Let $$\tan^{-1} y = \tan^{-1} x + \tan^{-1}\left(\frac{2x}{1 - x^2}\right)$$, where $$|x| \lt \frac{1}{\sqrt{3}}$$. Then a value of $$y$$ is

We are given the relation $$\tan^{-1}y=\tan^{-1}x+\tan^{-1}\!\left(\dfrac{2x}{1-x^{2}}\right)$$ with the condition $$|x|\lt \dfrac{1}{\sqrt{3}}$$ and we have to find an explicit expression for $$y$$.

First, recall the standard sum-of-inverse-tangents formula:

$$\tan^{-1}A+\tan^{-1}B=\tan^{-1}\!\left(\dfrac{A+B}{1-AB}\right),$$

which is valid when the product $$AB\lt 1$$, a condition that will indeed be satisfied here because of the given bound on $$x$$.

We now apply the formula to the two inverse-tangent terms on the right-hand side.
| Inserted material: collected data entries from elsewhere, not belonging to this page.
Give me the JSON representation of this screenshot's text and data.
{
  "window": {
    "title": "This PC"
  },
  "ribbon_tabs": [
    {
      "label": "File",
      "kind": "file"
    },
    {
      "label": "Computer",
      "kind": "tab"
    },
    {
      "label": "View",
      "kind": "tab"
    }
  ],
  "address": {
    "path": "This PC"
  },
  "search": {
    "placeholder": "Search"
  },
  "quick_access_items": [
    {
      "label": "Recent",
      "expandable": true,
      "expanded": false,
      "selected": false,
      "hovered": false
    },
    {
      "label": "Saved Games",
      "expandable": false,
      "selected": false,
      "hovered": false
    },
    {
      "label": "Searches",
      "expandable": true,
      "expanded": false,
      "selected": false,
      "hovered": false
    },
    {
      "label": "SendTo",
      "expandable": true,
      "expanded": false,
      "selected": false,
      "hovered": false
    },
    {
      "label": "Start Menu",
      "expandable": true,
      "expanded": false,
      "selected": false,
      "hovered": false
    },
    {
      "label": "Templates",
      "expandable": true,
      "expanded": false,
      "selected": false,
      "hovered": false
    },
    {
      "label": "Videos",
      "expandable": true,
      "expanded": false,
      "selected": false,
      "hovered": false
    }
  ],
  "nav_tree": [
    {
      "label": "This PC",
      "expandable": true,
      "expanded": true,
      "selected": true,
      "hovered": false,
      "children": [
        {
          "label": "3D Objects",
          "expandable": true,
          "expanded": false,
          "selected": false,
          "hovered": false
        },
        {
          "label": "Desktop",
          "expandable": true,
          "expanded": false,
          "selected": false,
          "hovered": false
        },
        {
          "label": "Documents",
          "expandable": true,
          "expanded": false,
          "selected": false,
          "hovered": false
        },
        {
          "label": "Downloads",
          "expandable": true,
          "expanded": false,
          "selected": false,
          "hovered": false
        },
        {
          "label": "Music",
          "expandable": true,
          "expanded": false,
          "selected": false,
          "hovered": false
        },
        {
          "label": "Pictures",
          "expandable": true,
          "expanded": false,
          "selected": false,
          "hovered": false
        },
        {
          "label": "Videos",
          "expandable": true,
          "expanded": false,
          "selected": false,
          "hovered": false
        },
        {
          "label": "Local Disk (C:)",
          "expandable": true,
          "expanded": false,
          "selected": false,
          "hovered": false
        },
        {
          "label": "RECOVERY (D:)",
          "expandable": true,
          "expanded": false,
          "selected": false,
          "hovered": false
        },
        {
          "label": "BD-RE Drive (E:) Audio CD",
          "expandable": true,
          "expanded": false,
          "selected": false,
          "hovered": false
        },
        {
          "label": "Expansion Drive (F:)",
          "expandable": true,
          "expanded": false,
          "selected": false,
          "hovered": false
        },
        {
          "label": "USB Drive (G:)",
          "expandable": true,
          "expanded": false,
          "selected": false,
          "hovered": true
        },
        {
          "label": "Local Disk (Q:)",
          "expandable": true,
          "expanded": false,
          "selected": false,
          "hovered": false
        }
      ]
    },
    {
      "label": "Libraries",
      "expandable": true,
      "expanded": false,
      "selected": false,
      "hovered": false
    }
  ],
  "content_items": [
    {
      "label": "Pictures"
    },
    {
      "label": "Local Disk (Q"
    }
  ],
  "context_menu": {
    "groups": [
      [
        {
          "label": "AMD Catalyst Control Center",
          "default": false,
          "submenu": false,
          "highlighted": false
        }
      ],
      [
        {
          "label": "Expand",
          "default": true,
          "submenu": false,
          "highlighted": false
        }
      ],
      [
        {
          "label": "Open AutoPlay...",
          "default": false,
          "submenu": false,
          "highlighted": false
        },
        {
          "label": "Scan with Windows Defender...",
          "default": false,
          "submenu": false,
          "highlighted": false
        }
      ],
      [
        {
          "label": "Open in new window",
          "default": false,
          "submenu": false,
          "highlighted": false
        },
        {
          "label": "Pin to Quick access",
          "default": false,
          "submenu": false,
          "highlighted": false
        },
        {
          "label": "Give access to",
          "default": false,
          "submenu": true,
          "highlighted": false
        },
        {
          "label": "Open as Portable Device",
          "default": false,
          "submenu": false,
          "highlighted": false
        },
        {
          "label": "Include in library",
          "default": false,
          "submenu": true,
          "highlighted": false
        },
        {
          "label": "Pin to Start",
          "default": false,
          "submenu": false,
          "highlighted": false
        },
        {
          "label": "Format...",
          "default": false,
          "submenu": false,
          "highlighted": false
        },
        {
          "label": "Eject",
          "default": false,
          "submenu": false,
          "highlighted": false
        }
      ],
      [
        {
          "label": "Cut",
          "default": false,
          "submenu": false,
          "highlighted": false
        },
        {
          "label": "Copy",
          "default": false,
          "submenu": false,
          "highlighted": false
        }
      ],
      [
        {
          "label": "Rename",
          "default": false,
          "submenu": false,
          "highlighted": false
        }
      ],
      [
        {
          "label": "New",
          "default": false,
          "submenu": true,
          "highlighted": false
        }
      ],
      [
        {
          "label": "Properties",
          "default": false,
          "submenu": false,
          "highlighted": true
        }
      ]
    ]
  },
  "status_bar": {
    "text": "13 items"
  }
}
Identifying

$$A=x,\qquad B=\dfrac{2x}{1-x^{2}},$$

we can write

$$\tan^{-1}y=\tan^{-1}\!\left(\dfrac{A+B}{\;1-AB\;}\right).$$

So we need to compute both the numerator $$A+B$$ and the denominator $$1-AB$$ in explicit algebraic form.

Numerator:

$$$ A+B \;=\; x \;+\; \dfrac{2x}{1-x^{2}} = x\!\left(1\right) + x\!\left(\dfrac{2}{1-x^{2}}\right) = x\!\left(\dfrac{1-x^{2}}{1-x^{2}}\right) + x\!\left(\dfrac{2}{1-x^{2}}\right) = \dfrac{x\!\left(1-x^{2} + 2\right)}{1-x^{2}} = \dfrac{x\!\left(3 - x^{2}\right)}{1-x^{2}}. $$$

Denominator:

$$$ 1-AB = 1 - x\!\left(\dfrac{2x}{1-x^{2}}\right) = 1 - \dfrac{2x^{2}}{1-x^{2}} = \dfrac{1-x^{2}}{1-x^{2}} - \dfrac{2x^{2}}{1-x^{2}} = \dfrac{1 - x^{2} - 2x^{2}}{1-x^{2}} = \dfrac{1 - 3x^{2}}{1-x^{2}}. $$$

Putting numerator and denominator together:

$$$ \dfrac{A+B}{1-AB} = \dfrac{\dfrac{x(3 - x^{2})}{1-x^{2}}}{\dfrac{1 - 3x^{2}}{1-x^{2}}} = \dfrac{x(3 - x^{2})}{1 - 3x^{2}}, $$$

because the common factor $$1-x^{2}$$ cancels out completely.

Hence we have obtained

$$\tan^{-1}y=\tan^{-1}\!\left(\dfrac{x(3 - x^{2})}{1 - 3x^{2}}\right).$$

Since the inverse-tangent function is one-to-one in its principal branch, the arguments must be equal, and therefore

$$y=\dfrac{x(3 - x^{2})}{1 - 3x^{2}} =\dfrac{3x - x^{3}}{1 - 3x^{2}}.$$

This matches Option B in the list provided.

Hence, the correct answer is Option B.